Theodotus, patriarch of Antioch
Theodotus (18), patriarch of Antioch, a.d. 420–429 (Clinton, F. R.
ii. 552). He succeeded Alexander, under whom the long-standing schism at Antioch
had been healed, and followed his lead in replacing the honoured name of Chrysostom
on the diptychs of the church. He is described by Theodoret, at one time one of
his presbyters, as "the pearl of temperance," "adorned with a splendid life and
a knowledge of the divine dogmas" (Theod. H. E. v. 38; Ep. 83 ad
Dioscor.). Joannes Moschus relates anecdotes illustrative of his meekness when
treated rudely by his clergy, and his kindness on a journey in insisting on one
of his presbyters exchanging his horse for the patriarch's litter (Mosch. Prat.
Spir. c. 33). By his gentleness he brought back the Apollinarians to the church
without rigidly insisting on their formal renouncement of their errors (Theod.
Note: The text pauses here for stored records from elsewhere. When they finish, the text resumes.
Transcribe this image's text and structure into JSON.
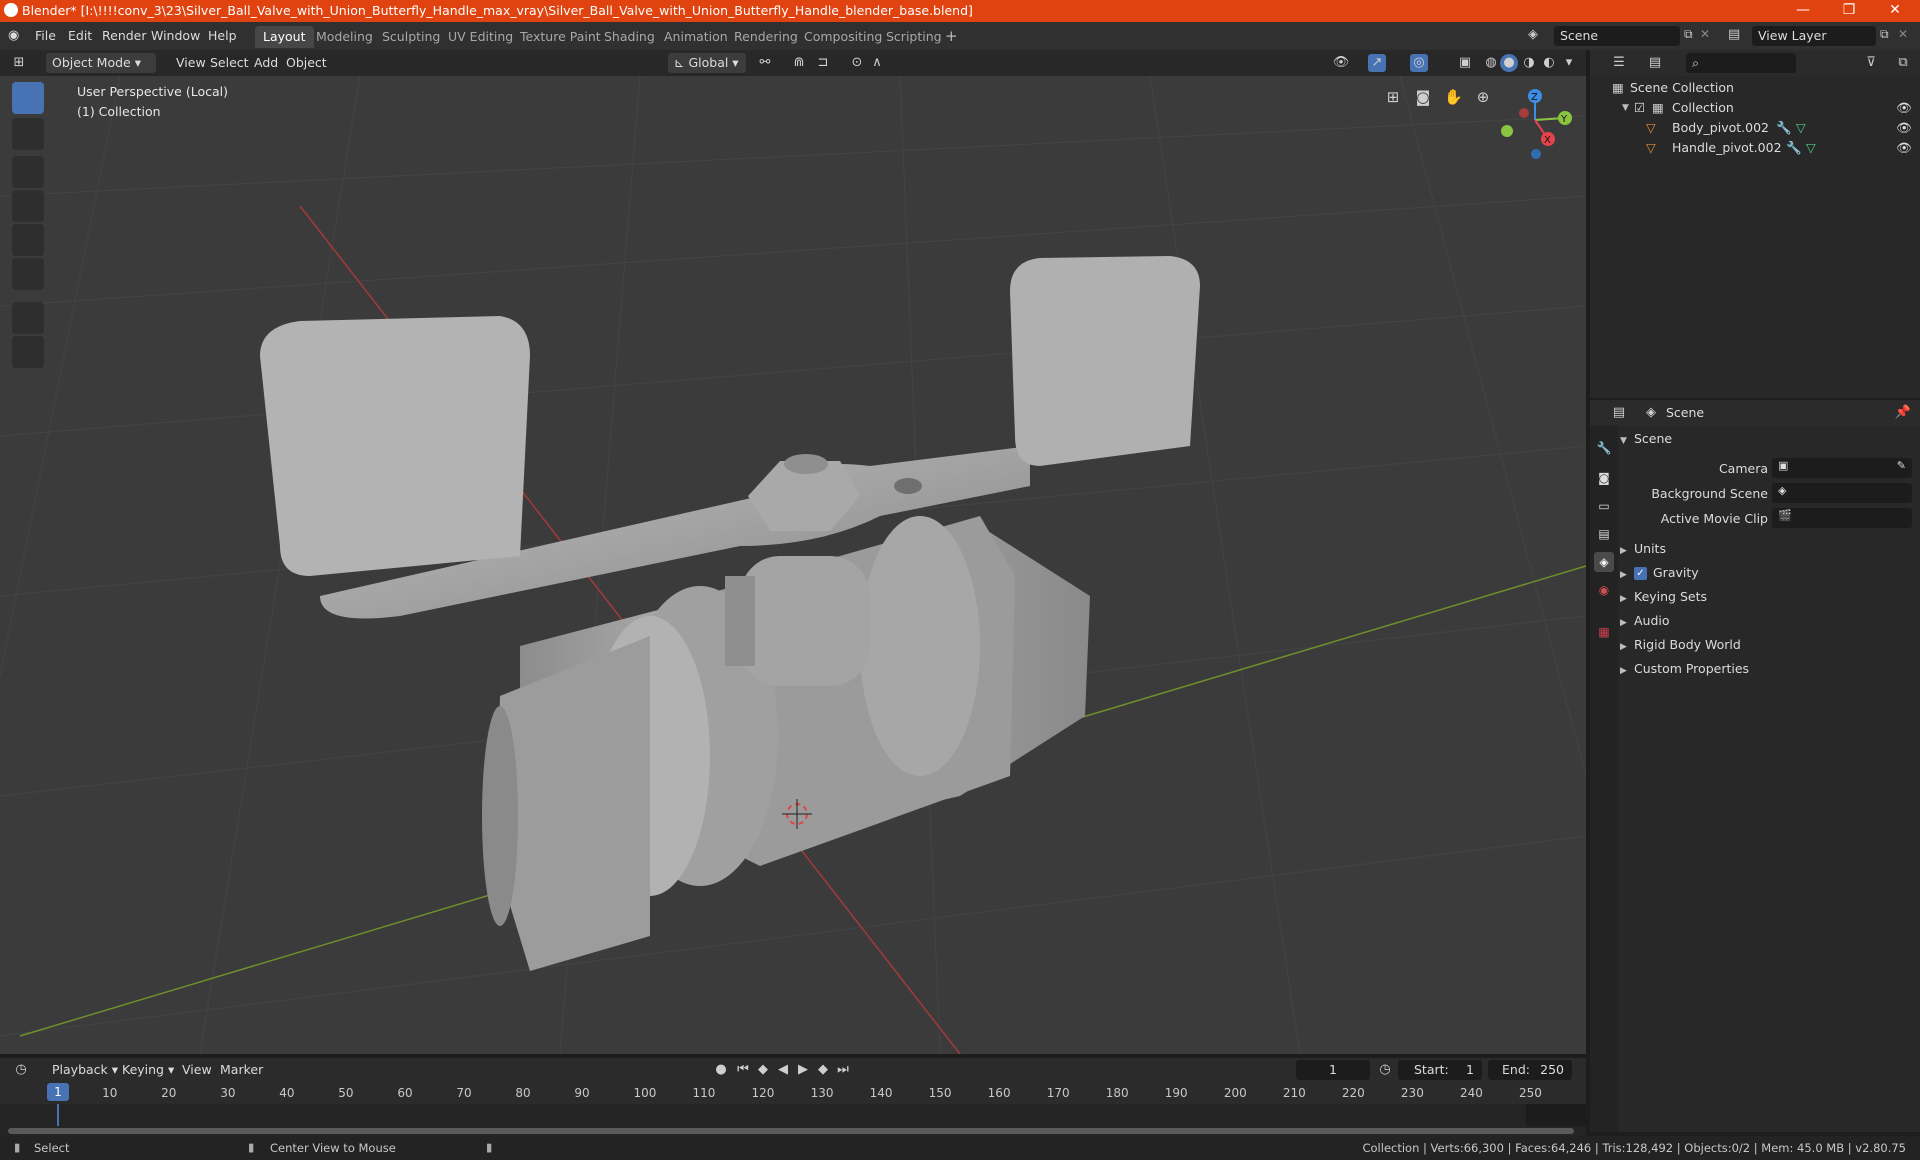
{
  "window": {
    "title": "Blender* [I:\\!!!!conv_3\\23\\Silver_Ball_Valve_with_Union_Butterfly_Handle_max_vray\\Silver_Ball_Valve_with_Union_Butterfly_Handle_blender_base.blend]"
  },
  "menu": [
    "File",
    "Edit",
    "Render",
    "Window",
    "Help"
  ],
  "workspaces": [
    "Layout",
    "Modeling",
    "Sculpting",
    "UV Editing",
    "Texture Paint",
    "Shading",
    "Animation",
    "Rendering",
    "Compositing",
    "Scripting"
  ],
  "active_workspace": "Layout",
  "scene_field": "Scene",
  "view_layer_field": "View Layer",
  "viewport_header": {
    "mode": "Object Mode",
    "menus": [
      "View",
      "Select",
      "Add",
      "Object"
    ],
    "transform": "Global"
  },
  "viewport": {
    "info_line1": "User Perspective (Local)",
    "info_line2": "(1) Collection"
  },
  "gizmo": {
    "z": "Z",
    "y": "Y",
    "x": "X"
  },
  "outliner": {
    "root": "Scene Collection",
    "collection": "Collection",
    "objects": [
      "Body_pivot.002",
      "Handle_pivot.002"
    ]
  },
  "properties": {
    "header": "Scene",
    "section": "Scene",
    "camera_label": "Camera",
    "bg_scene_label": "Background Scene",
    "movie_clip_label": "Active Movie Clip",
    "panels": [
      "Units",
      "Gravity",
      "Keying Sets",
      "Audio",
      "Rigid Body World",
      "Custom Properties"
    ]
  },
  "timeline": {
    "menus": [
      "Playback",
      "Keying",
      "View",
      "Marker"
    ],
    "current_frame": "1",
    "start_label": "Start:",
    "start": "1",
    "end_label": "End:",
    "end": "250",
    "ticks": [
      "1",
      "10",
      "20",
      "30",
      "40",
      "50",
      "60",
      "70",
      "80",
      "90",
      "100",
      "110",
      "120",
      "130",
      "140",
      "150",
      "160",
      "170",
      "180",
      "190",
      "200",
      "210",
      "220",
      "230",
      "240",
      "250"
    ]
  },
  "statusbar": {
    "select": "Select",
    "center": "Center View to Mouse",
    "stats": "Collection | Verts:66,300 | Faces:64,246 | Tris:128,492 | Objects:0/2 | Mem: 45.0 MB | v2.80.75"
  },
  "colors": {
    "titlebar": "#e0430f",
    "accent": "#4772b3",
    "axis_x": "#e5434b",
    "axis_y": "#8bc53f",
    "axis_z": "#3d8ee6"
  }
}
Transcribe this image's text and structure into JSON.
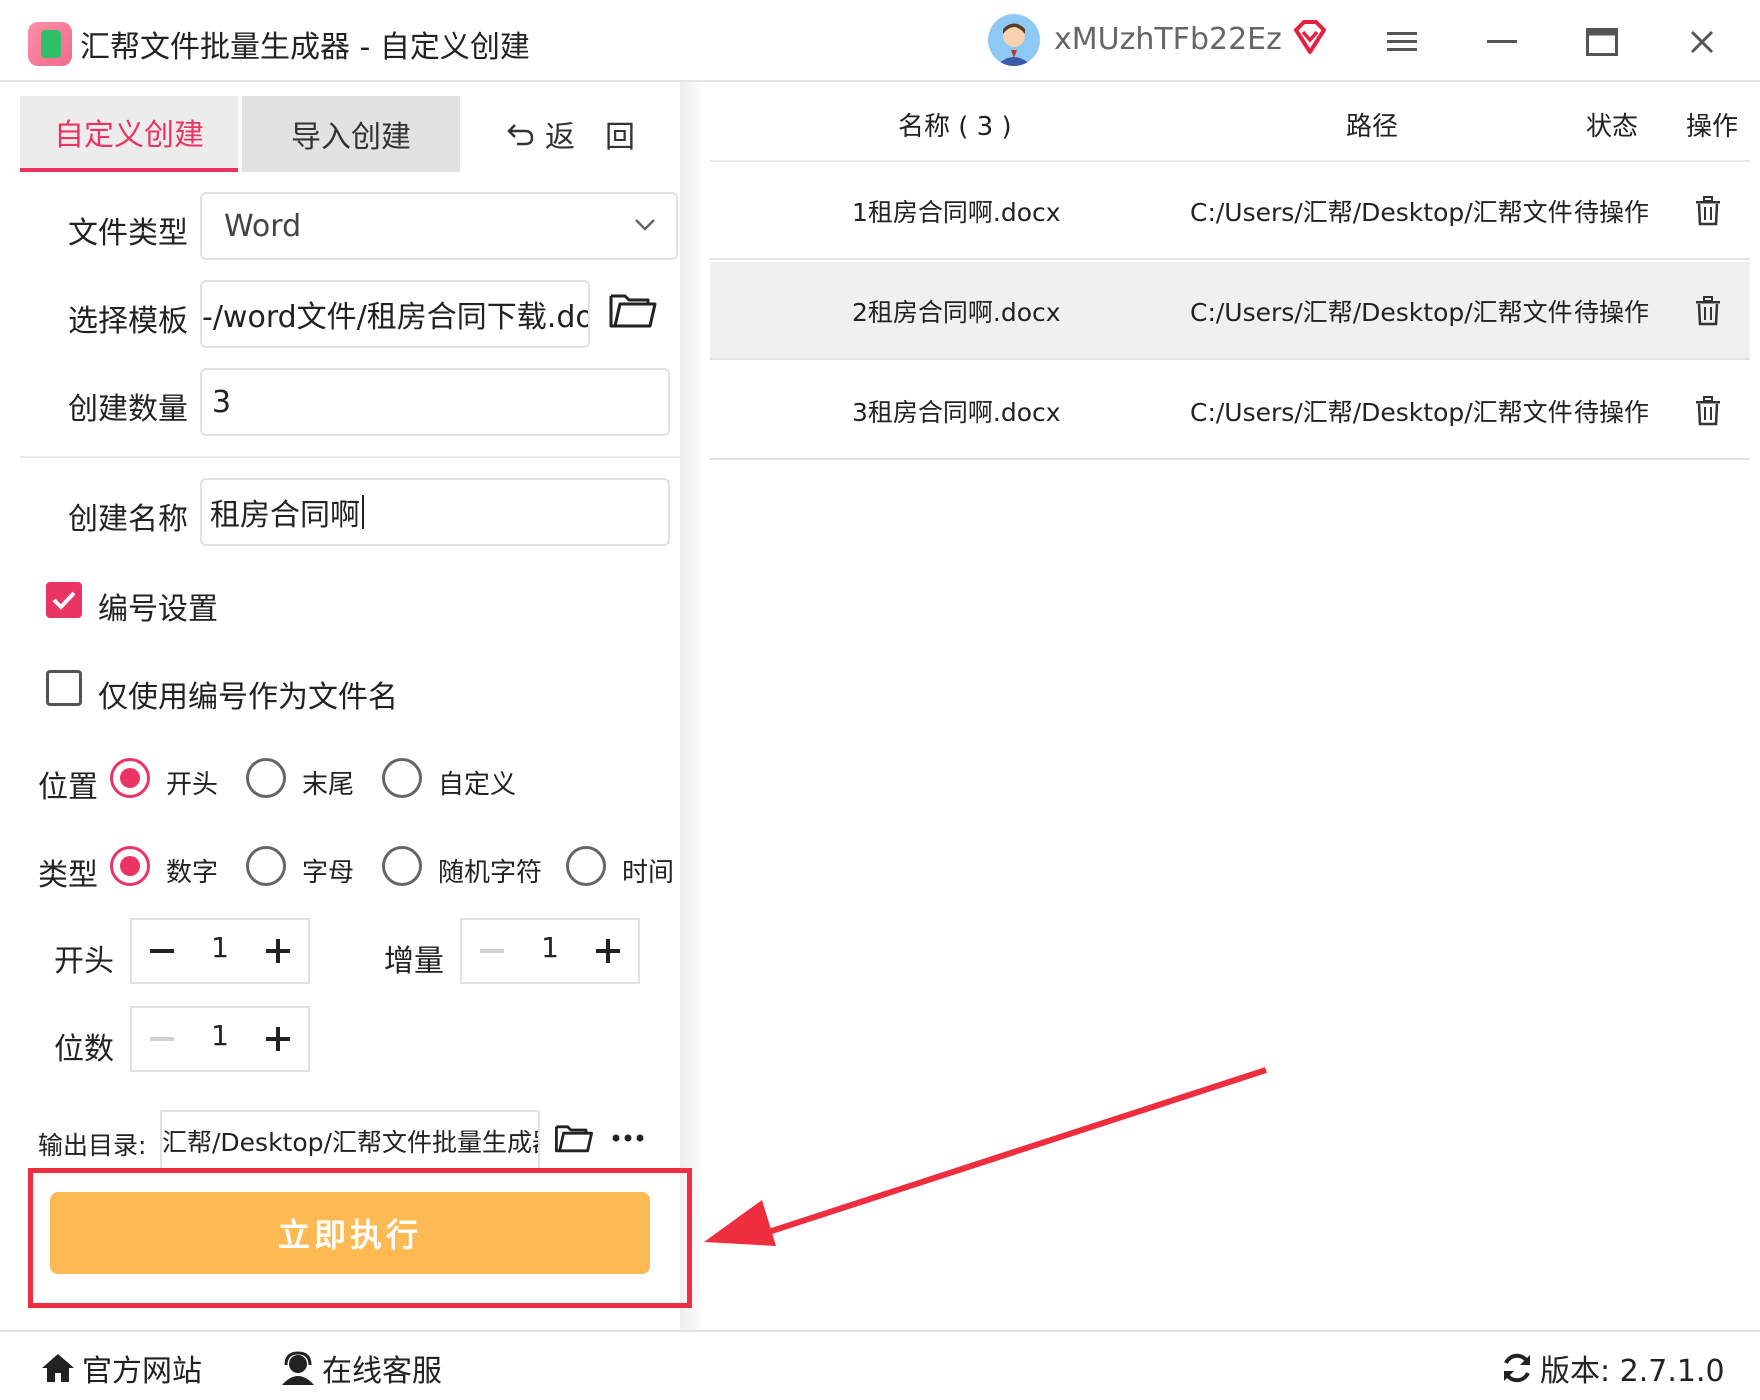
{
  "titlebar": {
    "title": "汇帮文件批量生成器 - 自定义创建",
    "username": "xMUzhTFb22Ez"
  },
  "tabs": [
    {
      "label": "自定义创建",
      "active": true
    },
    {
      "label": "导入创建",
      "active": false
    },
    {
      "label": "返　回",
      "active": false
    }
  ],
  "form": {
    "file_type_label": "文件类型",
    "file_type_value": "Word",
    "template_label": "选择模板",
    "template_value": "-/word文件/租房合同下载.doc",
    "count_label": "创建数量",
    "count_value": "3",
    "name_label": "创建名称",
    "name_value": "租房合同啊",
    "numbering_label": "编号设置",
    "numbering_checked": true,
    "only_number_label": "仅使用编号作为文件名",
    "only_number_checked": false,
    "position_label": "位置",
    "position_options": [
      "开头",
      "末尾",
      "自定义"
    ],
    "type_label": "类型",
    "type_options": [
      "数字",
      "字母",
      "随机字符",
      "时间"
    ],
    "start_label": "开头",
    "start_value": "1",
    "increment_label": "增量",
    "increment_value": "1",
    "digits_label": "位数",
    "digits_value": "1",
    "output_label": "输出目录:",
    "output_value": "汇帮/Desktop/汇帮文件批量生成器",
    "run_label": "立即执行"
  },
  "table": {
    "headers": [
      "名称 ( 3 )",
      "路径",
      "状态",
      "操作"
    ],
    "rows": [
      {
        "name": "1租房合同啊.docx",
        "path": "C:/Users/汇帮/Desktop/汇帮文件",
        "status": "待操作"
      },
      {
        "name": "2租房合同啊.docx",
        "path": "C:/Users/汇帮/Desktop/汇帮文件",
        "status": "待操作"
      },
      {
        "name": "3租房合同啊.docx",
        "path": "C:/Users/汇帮/Desktop/汇帮文件",
        "status": "待操作"
      }
    ]
  },
  "statusbar": {
    "website": "官方网站",
    "support": "在线客服",
    "version": "版本:  2.7.1.0"
  },
  "colors": {
    "accent": "#ea3463",
    "run_button": "#fdb952",
    "highlight_border": "#ee2d3f"
  }
}
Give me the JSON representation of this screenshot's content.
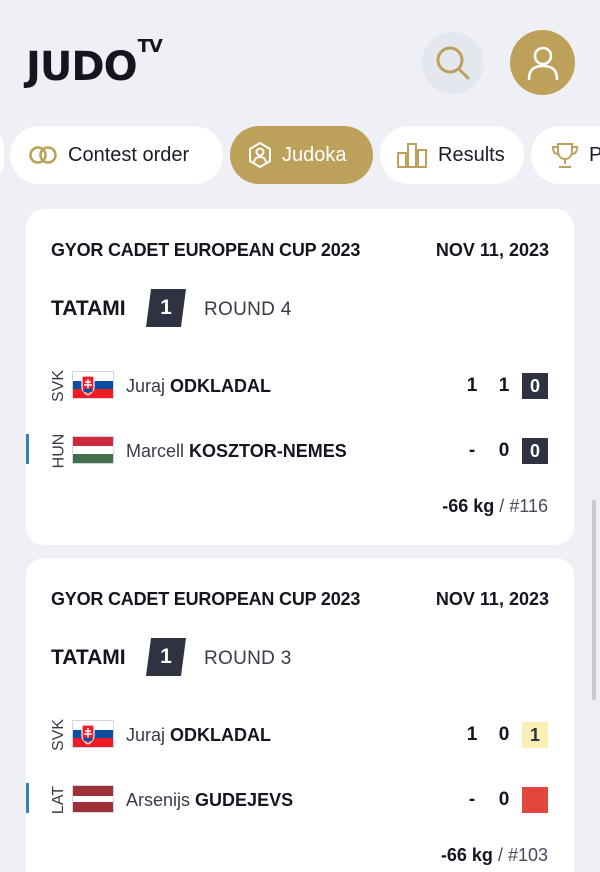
{
  "header": {
    "logo_main": "JUDO",
    "logo_sup": "TV",
    "colors": {
      "accent": "#bda15a",
      "background": "#eef0f6"
    }
  },
  "tabs": [
    {
      "label": "",
      "icon": "partial-tab"
    },
    {
      "label": "Contest order",
      "icon": "rings-icon"
    },
    {
      "label": "Judoka",
      "icon": "judoka-icon",
      "active": true
    },
    {
      "label": "Results",
      "icon": "bars-icon"
    },
    {
      "label": "P",
      "icon": "trophy-icon"
    }
  ],
  "contests": [
    {
      "event": "GYOR CADET EUROPEAN CUP 2023",
      "date": "NOV 11, 2023",
      "tatami_label": "TATAMI",
      "tatami_number": "1",
      "round": "ROUND 4",
      "fighters": [
        {
          "country": "SVK",
          "flag": "slovakia",
          "first": "Juraj",
          "last": "ODKLADAL",
          "score1": "1",
          "score2": "1",
          "shido": "0",
          "shido_style": "dark"
        },
        {
          "country": "HUN",
          "flag": "hungary",
          "first": "Marcell",
          "last": "KOSZTOR-NEMES",
          "score1": "-",
          "score2": "0",
          "shido": "0",
          "shido_style": "dark"
        }
      ],
      "weight": "-66 kg",
      "contest_no": "/ #116"
    },
    {
      "event": "GYOR CADET EUROPEAN CUP 2023",
      "date": "NOV 11, 2023",
      "tatami_label": "TATAMI",
      "tatami_number": "1",
      "round": "ROUND 3",
      "fighters": [
        {
          "country": "SVK",
          "flag": "slovakia",
          "first": "Juraj",
          "last": "ODKLADAL",
          "score1": "1",
          "score2": "0",
          "shido": "1",
          "shido_style": "yellow"
        },
        {
          "country": "LAT",
          "flag": "latvia",
          "first": "Arsenijs",
          "last": "GUDEJEVS",
          "score1": "-",
          "score2": "0",
          "shido": "",
          "shido_style": "red"
        }
      ],
      "weight": "-66 kg",
      "contest_no": "/ #103"
    }
  ]
}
H. E. v. 38). On the real character of Pelagius's teaching becoming known
in the East and the consequent withdrawal of the testimony previously given by the
synods of Jerusalem and Caesarea to his orthodoxy, Theodotus presided at the final
synod held at Antioch (mentioned only by Mercator and Photius, in whose text Theophilus
of Alexandria has by an evident error taken the place of Theodotus of Antioch) at
which Pelagius was condemned and expelled from Jerusalem and the other holy sites,
and he joined with Praylius of Jerusalem in the synodical letters to Rome, stating
what had been done. The most probable date of this synod is that given by Hefele,
a.d. 424 (Marius Mercator, ed. Garnier, Paris, 1673, Commonitor. c. 3, p.
14; Dissert. de Synodis, p. 207; Phot. Cod. 54). When in 424 Alexander,
founder of the order of the Acoemetae, visited Antioch, Theodotus refused to receive
him as being suspected of heretical views. His feeling was not shared by the Antiochenes,
who, ever eager after novelty, deserted their own churches and crowded to listen
to Alexander's fervid eloquence (Fleury, H. E. livre xxv. c. 27). Theodotus
took part in the ordination of Sisinnius as patriarch of Constantinople, Feb. 426,
and united in the synodical letter addressed by the bishops then assembled to the
bishops of Pamphylia against the Massalian heresy (Socr. H. E. vii. 26; Phot.
Cod. 52). He died in 429 (cf. Theodoret's Ep. to Diosc. and his
H. E. v. 40). Tillem. t. xii. note 2, Theod. Mops.; Theophan. Chron.
p. 72; Le Quien, Or. Christ. ii. 720; Cave, Hist. Lit. i. 405.